Meta has quietly added a facial recognition feature called 'NameTag' into its Meta AI companion app that works with Ray-Ban and Oakley smart glasses, starting in January 2026 [1, 2]. The app, downloaded over 50 million times, contains code that can convert faces seen by the glasses’ camera into biometric faceprints and compare them to those stored on users’ phones, though the feature is not currently active or accessible to users [1].
NameTag is designed to notify wearers when it recognizes a face and to save unknown faces in a pending folder for review [1, 2, 3]. Internal Meta documents revealed plans to roll out facial recognition during a politically "dynamic environment" to minimize backlash [1, 2, 3]. This comes after Meta sunsetted similar facial recognition technology in 2021 following privacy controversies and a $650 million settlement [1, 3]. Meta also settled another biometric data case in Texas in 2024 for $1.4 billion [1].
In April 2026, Meta publicly said it was "taking a very thoughtful approach" and still "thinking through" the use of facial recognition, confirming the feature was not yet enabled [1, 2]. However, over 70 organizations including the ACLU demanded that Meta halt its NameTag facial recognition plans that month [2]. Cooper Quintin of the Electronic Frontier Foundation warned, "The feature is not yet exposed to consumers but seems nearly ready to go.

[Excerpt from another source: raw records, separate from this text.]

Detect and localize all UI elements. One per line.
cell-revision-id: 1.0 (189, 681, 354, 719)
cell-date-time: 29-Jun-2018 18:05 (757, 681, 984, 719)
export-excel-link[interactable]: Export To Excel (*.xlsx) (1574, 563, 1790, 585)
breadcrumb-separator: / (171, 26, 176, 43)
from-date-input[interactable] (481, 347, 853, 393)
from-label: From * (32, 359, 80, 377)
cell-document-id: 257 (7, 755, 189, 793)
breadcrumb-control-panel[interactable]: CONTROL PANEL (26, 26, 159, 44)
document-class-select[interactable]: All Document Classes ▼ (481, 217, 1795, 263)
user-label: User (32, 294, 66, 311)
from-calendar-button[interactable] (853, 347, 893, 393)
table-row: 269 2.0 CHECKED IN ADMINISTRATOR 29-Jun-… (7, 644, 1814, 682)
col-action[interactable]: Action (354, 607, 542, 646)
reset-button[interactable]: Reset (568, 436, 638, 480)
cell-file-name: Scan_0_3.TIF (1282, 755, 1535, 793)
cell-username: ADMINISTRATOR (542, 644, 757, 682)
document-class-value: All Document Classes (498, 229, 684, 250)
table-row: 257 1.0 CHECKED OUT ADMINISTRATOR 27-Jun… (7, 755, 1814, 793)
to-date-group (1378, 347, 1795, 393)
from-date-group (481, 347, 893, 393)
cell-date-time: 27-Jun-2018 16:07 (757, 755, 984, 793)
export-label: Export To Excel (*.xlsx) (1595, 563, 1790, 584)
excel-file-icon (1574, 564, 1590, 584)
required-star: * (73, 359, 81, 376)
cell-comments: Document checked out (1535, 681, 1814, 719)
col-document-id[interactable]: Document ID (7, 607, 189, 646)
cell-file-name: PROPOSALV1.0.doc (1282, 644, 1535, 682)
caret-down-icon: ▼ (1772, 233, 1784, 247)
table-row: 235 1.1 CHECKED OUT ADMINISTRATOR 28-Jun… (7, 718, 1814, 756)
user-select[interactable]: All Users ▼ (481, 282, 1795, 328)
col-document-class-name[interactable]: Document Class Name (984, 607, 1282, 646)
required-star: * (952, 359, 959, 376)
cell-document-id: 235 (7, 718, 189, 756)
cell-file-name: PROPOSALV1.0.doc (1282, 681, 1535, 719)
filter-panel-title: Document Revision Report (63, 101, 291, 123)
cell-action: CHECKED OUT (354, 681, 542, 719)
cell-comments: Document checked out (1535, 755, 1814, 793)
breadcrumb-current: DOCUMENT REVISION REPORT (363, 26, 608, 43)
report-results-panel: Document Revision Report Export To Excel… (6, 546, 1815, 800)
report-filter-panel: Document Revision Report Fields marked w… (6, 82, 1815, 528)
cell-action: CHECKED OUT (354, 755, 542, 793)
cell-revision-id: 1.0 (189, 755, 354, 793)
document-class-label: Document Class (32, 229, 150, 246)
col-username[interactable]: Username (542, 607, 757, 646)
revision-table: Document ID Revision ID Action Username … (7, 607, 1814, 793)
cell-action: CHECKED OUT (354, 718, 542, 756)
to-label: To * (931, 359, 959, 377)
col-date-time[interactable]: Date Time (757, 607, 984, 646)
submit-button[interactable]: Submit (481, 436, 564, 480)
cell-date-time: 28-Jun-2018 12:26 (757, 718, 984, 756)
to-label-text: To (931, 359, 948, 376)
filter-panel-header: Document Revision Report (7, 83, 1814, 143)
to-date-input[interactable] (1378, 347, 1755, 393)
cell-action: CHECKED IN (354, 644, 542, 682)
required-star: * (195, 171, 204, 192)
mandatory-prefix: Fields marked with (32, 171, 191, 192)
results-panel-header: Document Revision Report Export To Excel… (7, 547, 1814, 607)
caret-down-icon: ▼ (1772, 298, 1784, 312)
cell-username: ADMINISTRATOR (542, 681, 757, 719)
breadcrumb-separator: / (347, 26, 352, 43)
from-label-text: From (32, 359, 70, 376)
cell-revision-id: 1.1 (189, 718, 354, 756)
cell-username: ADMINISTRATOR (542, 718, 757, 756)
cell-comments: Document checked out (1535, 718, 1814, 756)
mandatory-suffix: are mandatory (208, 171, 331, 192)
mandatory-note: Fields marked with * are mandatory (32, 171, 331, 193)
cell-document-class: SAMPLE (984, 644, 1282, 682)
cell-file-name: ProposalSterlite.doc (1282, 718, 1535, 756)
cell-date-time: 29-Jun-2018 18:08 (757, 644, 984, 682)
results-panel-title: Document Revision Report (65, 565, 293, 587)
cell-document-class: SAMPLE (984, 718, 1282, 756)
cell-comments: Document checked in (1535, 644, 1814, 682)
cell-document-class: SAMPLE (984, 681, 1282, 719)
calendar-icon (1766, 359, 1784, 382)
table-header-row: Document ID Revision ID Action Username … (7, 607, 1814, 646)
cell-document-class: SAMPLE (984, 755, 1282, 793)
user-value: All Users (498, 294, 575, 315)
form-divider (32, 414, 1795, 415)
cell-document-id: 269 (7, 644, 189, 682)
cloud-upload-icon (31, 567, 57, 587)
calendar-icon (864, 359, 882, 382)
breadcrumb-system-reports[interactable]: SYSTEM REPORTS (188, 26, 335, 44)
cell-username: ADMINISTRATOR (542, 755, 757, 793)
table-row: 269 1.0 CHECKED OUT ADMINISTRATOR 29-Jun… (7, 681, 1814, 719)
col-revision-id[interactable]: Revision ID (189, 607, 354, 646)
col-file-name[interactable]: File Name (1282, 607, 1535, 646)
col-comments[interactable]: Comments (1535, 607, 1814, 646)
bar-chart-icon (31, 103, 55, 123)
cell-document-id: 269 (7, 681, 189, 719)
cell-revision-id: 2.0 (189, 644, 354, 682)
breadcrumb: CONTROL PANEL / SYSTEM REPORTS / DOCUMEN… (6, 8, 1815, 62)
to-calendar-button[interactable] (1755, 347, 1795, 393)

Despite the billions of reasons not to, Meta seems to have created the capacity to turn their customers into a distributed surveillance machine" [2].
A security researcher confirmed that no part of NameTag is currently running or sending biometric data to Meta’s servers [3]. The unfolding situation highlights ongoing privacy concerns as Meta tests facial recognition capabilities embedded discreetly in a widely downloaded app.
Meta will likely face pressure from advocacy groups and regulators as it decides whether to activate NameTag. For now, the feature remains dormant and subject to internal debate and external scrutiny [1, 2].